8/10
Dolph Doles Out Death One Man At A Time!
25 November 2009
Warning: Spoilers
"Universal Soldier" tough guy Dolph Lundgren has written, starred in, and directed a hard-as-nail but hackneyed revenge melodrama that he cobbled together from such past hits as "Billy Jack," "High Plains Drifter," and "Pale Rider." Clocking in at a lean, mean 93 minutes, Dolph has all the clichés covered. If you like your revenge movies predictable as blood gushing from a belly wound where the bad guys get their heads blasted off, this is the ticket! There are no surprises in "The Missionary Man," but Dolph lets the formula smolder like a steer being cooked on a spit so you can savor the wicked villainy of the white underworld who believe that they are indestructible. Some of the acting by the homegrown Texas cast is amateurish, but you'll forget these quibbles when our rugged, enigmatic hero goes into a kill mode for a catharsis of a showdown.

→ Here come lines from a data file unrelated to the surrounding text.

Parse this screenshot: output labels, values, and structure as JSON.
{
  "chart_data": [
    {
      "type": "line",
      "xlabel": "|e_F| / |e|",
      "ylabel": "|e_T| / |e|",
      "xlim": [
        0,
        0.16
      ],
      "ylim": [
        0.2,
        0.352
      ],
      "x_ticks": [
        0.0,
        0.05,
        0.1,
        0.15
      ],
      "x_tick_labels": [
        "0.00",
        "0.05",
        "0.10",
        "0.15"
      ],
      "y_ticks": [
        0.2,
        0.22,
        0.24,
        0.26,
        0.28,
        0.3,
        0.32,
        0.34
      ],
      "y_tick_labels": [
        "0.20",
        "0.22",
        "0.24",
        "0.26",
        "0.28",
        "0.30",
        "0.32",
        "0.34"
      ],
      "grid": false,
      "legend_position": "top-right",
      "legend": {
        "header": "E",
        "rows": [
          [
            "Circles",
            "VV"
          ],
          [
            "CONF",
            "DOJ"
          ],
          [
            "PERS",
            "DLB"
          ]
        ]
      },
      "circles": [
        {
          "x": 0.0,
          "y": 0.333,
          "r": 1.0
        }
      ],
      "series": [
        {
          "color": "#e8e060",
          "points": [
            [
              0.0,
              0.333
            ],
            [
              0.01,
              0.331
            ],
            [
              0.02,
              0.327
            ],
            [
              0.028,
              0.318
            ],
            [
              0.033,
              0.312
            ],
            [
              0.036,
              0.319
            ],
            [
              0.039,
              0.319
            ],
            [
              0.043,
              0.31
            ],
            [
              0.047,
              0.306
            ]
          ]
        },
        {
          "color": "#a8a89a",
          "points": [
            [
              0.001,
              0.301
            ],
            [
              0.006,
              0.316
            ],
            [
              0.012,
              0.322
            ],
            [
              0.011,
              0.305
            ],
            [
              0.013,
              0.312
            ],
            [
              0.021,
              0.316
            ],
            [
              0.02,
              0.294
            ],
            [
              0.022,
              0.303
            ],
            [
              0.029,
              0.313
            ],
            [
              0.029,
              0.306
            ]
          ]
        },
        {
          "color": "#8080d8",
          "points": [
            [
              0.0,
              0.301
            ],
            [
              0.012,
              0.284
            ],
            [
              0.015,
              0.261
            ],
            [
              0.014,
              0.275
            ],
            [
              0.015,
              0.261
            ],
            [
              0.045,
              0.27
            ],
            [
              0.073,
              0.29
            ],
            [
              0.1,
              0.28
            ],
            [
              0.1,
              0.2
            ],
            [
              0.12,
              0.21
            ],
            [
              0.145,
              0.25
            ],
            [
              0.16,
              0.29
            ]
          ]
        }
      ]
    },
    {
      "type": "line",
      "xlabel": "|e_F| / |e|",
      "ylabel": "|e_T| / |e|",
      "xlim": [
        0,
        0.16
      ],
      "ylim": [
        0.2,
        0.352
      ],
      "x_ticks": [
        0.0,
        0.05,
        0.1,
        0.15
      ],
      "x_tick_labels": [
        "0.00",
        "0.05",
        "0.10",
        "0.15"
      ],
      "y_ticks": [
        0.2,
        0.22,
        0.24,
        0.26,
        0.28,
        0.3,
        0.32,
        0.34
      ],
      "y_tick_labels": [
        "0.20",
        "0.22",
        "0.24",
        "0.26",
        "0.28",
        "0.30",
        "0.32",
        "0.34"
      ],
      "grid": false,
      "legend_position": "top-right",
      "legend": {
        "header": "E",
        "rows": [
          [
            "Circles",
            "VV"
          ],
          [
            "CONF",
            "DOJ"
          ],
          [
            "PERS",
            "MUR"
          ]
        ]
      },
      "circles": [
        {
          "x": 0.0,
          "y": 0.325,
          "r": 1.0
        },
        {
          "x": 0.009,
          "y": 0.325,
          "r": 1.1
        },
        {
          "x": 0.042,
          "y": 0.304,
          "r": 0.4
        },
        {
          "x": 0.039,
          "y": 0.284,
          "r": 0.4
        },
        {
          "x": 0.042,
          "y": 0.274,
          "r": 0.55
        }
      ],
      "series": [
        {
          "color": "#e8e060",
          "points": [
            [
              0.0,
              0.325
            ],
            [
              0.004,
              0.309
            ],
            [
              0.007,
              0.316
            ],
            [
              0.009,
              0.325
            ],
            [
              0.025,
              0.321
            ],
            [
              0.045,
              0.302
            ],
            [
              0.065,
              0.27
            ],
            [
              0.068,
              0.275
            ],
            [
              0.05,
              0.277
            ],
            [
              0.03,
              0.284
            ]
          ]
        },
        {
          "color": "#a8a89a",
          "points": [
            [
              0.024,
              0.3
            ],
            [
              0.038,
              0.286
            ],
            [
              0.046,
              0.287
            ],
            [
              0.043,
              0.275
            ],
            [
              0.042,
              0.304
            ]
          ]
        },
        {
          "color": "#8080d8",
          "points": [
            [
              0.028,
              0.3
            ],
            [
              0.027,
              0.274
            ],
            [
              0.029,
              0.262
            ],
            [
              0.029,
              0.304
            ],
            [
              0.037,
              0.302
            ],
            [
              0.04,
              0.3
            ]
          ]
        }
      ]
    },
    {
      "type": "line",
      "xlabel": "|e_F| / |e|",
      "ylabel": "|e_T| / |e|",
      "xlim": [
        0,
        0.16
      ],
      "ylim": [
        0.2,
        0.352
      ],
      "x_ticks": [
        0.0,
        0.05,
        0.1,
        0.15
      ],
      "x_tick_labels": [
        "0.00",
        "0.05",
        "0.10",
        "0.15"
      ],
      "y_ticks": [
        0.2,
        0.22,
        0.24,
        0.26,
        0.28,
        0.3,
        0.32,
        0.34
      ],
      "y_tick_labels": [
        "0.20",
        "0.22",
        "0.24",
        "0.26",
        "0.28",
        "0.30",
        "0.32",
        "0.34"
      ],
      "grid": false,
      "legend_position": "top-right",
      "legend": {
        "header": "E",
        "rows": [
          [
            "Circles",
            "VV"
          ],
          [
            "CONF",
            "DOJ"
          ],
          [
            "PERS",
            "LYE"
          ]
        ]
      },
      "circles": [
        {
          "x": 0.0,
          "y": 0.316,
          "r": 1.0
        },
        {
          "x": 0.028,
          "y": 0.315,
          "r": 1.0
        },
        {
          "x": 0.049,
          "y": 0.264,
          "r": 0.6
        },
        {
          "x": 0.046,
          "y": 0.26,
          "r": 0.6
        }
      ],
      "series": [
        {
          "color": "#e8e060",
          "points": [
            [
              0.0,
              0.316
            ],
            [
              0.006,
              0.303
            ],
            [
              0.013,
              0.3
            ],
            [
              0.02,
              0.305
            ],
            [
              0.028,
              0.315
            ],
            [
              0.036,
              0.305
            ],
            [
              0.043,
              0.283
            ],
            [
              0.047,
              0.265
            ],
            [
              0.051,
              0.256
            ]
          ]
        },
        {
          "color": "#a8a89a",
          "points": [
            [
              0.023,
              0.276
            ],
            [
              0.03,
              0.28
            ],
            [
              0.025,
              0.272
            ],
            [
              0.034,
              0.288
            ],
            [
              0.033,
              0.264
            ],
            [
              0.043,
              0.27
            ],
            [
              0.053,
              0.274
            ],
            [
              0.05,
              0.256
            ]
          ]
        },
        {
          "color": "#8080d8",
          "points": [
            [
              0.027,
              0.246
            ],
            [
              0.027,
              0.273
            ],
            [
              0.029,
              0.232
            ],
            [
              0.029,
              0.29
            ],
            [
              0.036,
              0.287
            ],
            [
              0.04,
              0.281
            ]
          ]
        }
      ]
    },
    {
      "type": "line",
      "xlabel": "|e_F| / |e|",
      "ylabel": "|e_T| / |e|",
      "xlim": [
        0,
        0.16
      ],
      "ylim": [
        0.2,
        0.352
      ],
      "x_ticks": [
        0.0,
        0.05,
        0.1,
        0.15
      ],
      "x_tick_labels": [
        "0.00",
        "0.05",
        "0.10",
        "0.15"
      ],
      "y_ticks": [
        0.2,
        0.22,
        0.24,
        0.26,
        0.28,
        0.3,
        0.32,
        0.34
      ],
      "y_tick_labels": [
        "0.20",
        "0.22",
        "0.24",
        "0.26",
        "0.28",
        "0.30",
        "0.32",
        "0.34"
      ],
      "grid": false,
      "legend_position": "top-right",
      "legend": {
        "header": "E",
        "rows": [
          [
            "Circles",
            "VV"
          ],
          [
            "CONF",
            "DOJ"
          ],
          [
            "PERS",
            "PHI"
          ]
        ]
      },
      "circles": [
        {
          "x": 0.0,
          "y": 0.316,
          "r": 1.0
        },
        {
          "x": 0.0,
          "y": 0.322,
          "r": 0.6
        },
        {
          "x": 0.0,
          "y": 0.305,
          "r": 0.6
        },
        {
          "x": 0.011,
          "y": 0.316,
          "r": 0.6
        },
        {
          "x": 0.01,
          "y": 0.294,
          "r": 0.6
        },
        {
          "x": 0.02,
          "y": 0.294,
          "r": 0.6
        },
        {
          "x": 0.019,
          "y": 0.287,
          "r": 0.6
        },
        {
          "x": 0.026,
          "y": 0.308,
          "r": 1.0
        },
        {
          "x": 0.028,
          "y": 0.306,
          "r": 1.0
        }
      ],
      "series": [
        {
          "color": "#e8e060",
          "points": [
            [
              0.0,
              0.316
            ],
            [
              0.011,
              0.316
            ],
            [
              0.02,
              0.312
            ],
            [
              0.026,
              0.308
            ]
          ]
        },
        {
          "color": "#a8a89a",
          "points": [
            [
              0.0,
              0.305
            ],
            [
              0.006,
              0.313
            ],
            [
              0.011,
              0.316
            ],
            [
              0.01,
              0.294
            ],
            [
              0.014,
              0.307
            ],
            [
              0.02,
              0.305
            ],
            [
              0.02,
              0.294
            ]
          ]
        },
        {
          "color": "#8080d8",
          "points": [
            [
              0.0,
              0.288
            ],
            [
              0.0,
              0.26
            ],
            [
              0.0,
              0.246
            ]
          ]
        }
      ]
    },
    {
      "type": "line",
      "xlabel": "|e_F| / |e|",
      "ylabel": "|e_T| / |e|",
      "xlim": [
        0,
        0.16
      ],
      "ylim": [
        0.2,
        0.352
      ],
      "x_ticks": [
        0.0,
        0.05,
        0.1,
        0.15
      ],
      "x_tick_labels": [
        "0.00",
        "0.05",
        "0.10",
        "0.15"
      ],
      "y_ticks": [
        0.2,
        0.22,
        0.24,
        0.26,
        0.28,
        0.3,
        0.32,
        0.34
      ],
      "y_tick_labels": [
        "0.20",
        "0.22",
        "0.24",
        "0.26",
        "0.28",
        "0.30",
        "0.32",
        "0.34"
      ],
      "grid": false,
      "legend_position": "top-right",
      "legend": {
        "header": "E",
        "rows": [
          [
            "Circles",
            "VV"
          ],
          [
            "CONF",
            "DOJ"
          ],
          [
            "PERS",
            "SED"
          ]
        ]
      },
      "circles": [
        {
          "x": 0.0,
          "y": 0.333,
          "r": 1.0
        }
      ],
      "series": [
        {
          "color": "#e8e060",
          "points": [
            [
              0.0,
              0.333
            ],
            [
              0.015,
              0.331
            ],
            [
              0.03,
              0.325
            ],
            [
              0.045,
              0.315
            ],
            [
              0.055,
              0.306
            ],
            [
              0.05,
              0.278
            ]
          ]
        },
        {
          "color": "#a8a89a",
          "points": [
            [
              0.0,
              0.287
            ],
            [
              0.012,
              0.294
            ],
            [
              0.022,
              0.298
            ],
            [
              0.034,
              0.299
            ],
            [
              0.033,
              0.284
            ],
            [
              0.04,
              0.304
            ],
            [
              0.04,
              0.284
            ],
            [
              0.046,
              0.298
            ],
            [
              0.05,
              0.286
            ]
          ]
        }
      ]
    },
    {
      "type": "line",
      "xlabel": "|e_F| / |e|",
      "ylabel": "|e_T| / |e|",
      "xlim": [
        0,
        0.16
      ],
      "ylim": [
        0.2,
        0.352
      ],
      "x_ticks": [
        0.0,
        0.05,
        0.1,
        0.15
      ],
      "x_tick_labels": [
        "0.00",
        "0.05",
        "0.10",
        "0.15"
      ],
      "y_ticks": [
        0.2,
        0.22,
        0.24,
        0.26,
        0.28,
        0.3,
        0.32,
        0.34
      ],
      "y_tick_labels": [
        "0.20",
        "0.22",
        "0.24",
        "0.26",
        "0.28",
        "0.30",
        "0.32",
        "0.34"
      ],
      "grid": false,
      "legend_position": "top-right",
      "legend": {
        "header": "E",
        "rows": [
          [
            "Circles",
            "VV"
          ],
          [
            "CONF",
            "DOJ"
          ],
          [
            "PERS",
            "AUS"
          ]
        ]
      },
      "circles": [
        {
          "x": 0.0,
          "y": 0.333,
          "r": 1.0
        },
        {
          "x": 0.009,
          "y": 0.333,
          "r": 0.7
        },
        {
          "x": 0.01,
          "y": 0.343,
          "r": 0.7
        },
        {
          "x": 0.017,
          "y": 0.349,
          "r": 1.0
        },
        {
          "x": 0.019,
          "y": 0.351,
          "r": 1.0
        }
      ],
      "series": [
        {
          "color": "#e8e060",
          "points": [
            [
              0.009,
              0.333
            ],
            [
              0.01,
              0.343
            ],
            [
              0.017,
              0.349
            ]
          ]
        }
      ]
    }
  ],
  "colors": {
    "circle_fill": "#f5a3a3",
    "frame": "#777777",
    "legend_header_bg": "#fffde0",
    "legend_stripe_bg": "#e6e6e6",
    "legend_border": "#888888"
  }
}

Ryder (Dolph Lundgren) cruises into a small Texas town terrorized by white criminals to pay his last respects to a fallen comrade who died under mysterious circumstances. It doesn't take tall, dark, silent Dolph in sunglasses to make an impression. He wears glasses, reads the Bible, and likes to do shots of tequila. The bad guys line up to take it like guys and do they ever more get taken. Jarfe (John Enos III) is the leader of a notorious motorcycle gang and he and his army are summoned to silence Ryder. There is something almost supernatural about the way our quietly spoken champion navigates the dangers. Essentially, it all boils down to an Indian reservation trying to build a casino and the local thugs trying to get in on the action. When they cannot convince one Indian to back down, they kill him and make it appear to be a drowning death. August Schellenberg is good as an older Indian named White Deer.

The last 30 minutes is a solid smack-down that makes the previous 103 minutes of build up tolerable. No, "The Missionary Man" isn't high art, but there is an art to taking something this familiar and making it work for the zillionth time. Bravo, Dolph!